At fair value through other comprehensive income (FVTOCI): If the financial asset is held by both, selling financial assets and collecting contractual cash flows. The same is true if the financial asset gives rise to cash flows on specified dates that are solely payments of principal and interest on the outstanding principal amount.

At fair value through profit and loss (FVTPL): If the contract does not meet the above two criteria.

See also: All about Ind AS 116

 

What are financial liabilities?

A financial liability is a contractual obligation to deliver another financial asset or cash, to another entity. It also includes a contractual obligation to exchange a financial asset or liability with another entity, under conditions that may be unfavourable to the entity. A contract that will/may be settled in an entity’s own equity instruments and is a non-derivative, for which the entity is/may be obliged to deliver a number of its own equity instruments, is also a financial liability.

 

Classification of financial liabilities

Barring some exceptions, all financial liabilities are measured at amortised cost.

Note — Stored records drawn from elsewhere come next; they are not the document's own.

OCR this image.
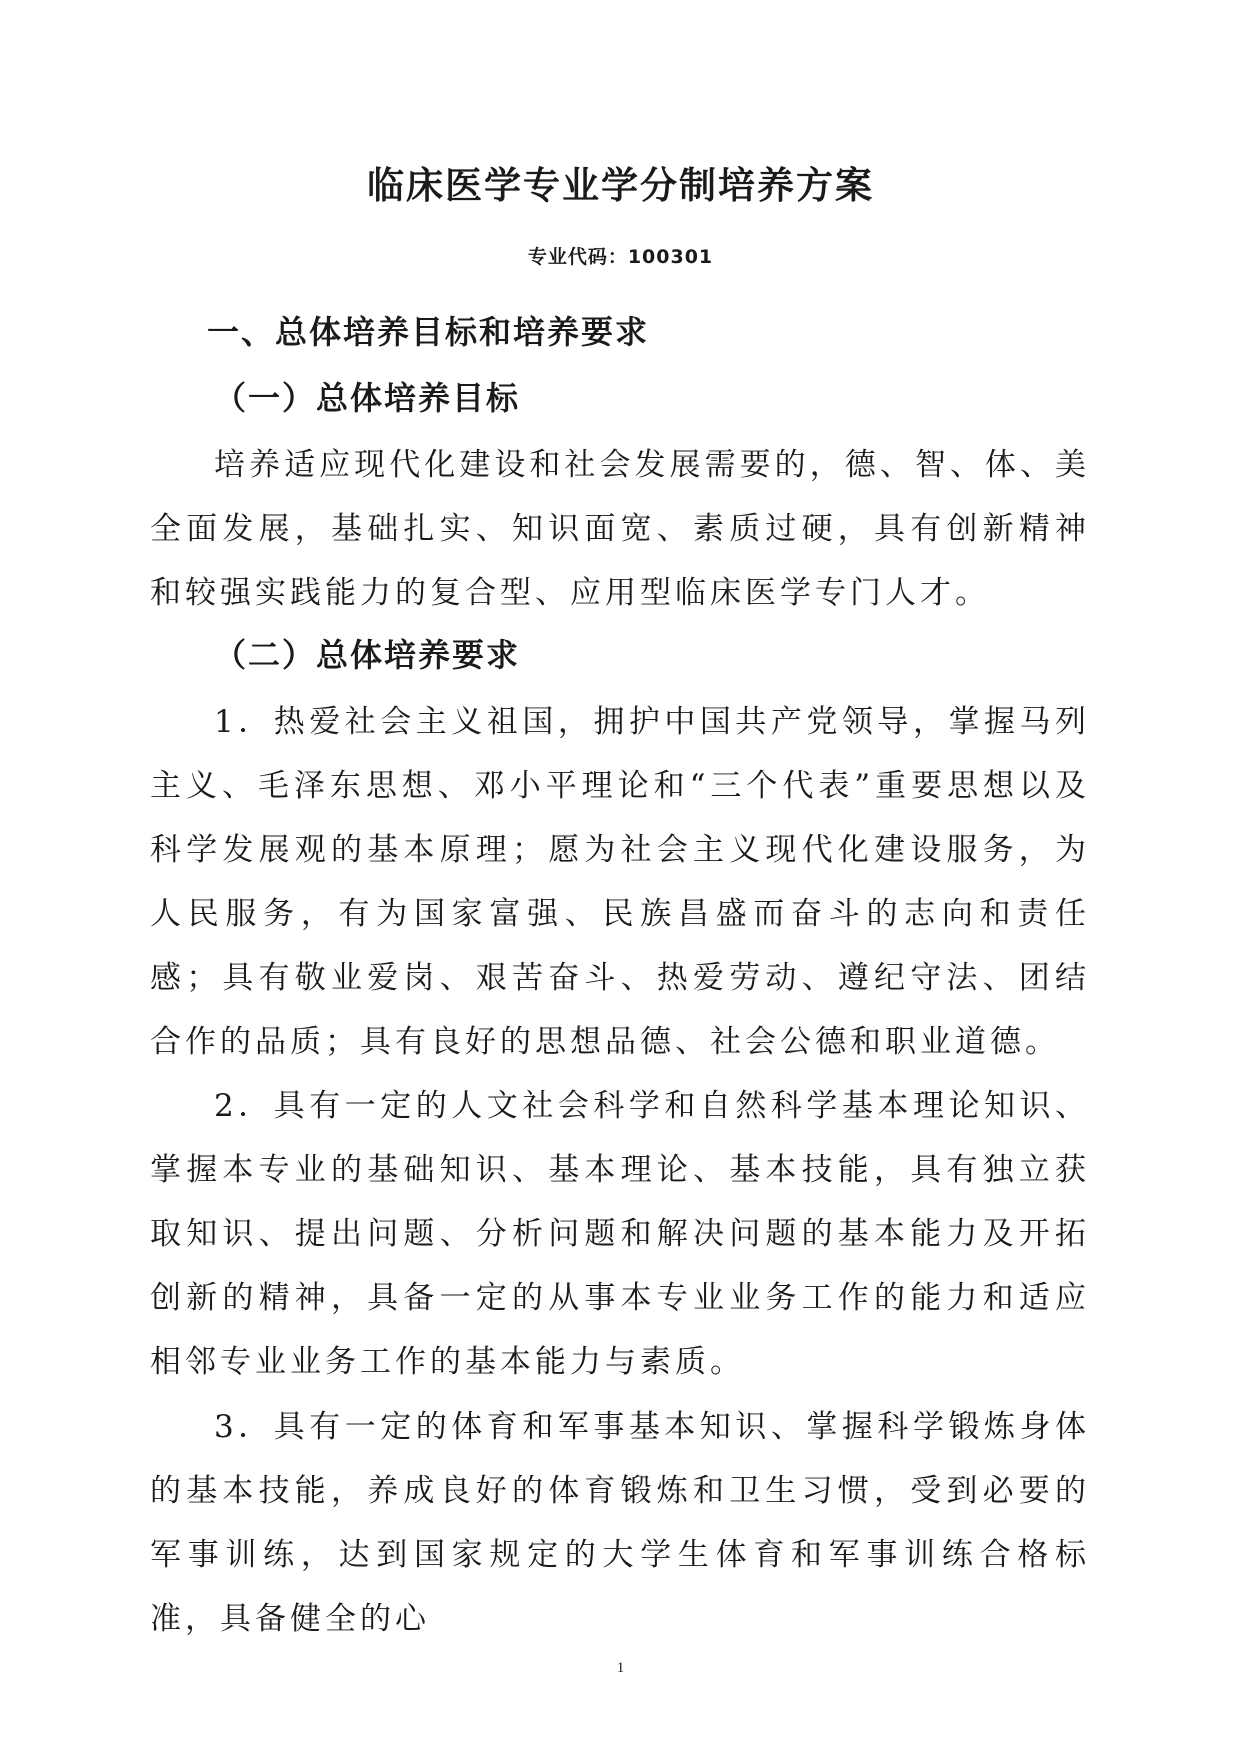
临床医学专业学分制培养方案
专业代码：100301
一、总体培养目标和培养要求
（一）总体培养目标

培养适应现代化建设和社会发展需要的，德、智、体、美全面发展，基础扎实、知识面宽、素质过硬，具有创新精神和较强实践能力的复合型、应用型临床医学专门人才。

（二）总体培养要求

1．热爱社会主义祖国，拥护中国共产党领导，掌握马列主义、毛泽东思想、邓小平理论和“三个代表”重要思想以及科学发展观的基本原理；愿为社会主义现代化建设服务，为人民服务，有为国家富强、民族昌盛而奋斗的志向和责任感；具有敬业爱岗、艰苦奋斗、热爱劳动、遵纪守法、团结合作的品质；具有良好的思想品德、社会公德和职业道德。

2．具有一定的人文社会科学和自然科学基本理论知识、掌握本专业的基础知识、基本理论、基本技能，具有独立获取知识、提出问题、分析问题和解决问题的基本能力及开拓创新的精神，具备一定的从事本专业业务工作的能力和适应相邻专业业务工作的基本能力与素质。

3．具有一定的体育和军事基本知识、掌握科学锻炼身体的基本技能，养成良好的体育锻炼和卫生习惯，受到必要的军事训练，达到国家规定的大学生体育和军事训练合格标准，具备健全的心

1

The exceptions include:

  • Contracts of financial guarantee.
  • Commitments to provide loan/s at interest rates that are below the market rate.
  • Contingent consideration
  • Transfers that do not qualify for de-recognition.

 

FAQ

What is IND 109?

Indian Accounting Standard (Ind-AS) 109 deals with financial assets and liabilities and their recognition, de-recognition, classification and measurement requirements.

What is FVTOCI?

FVTOCI stands for fair value through other comprehensive income.

What does FVTPL mean?

FVTPL stands for Fair Value through Profit and Loss.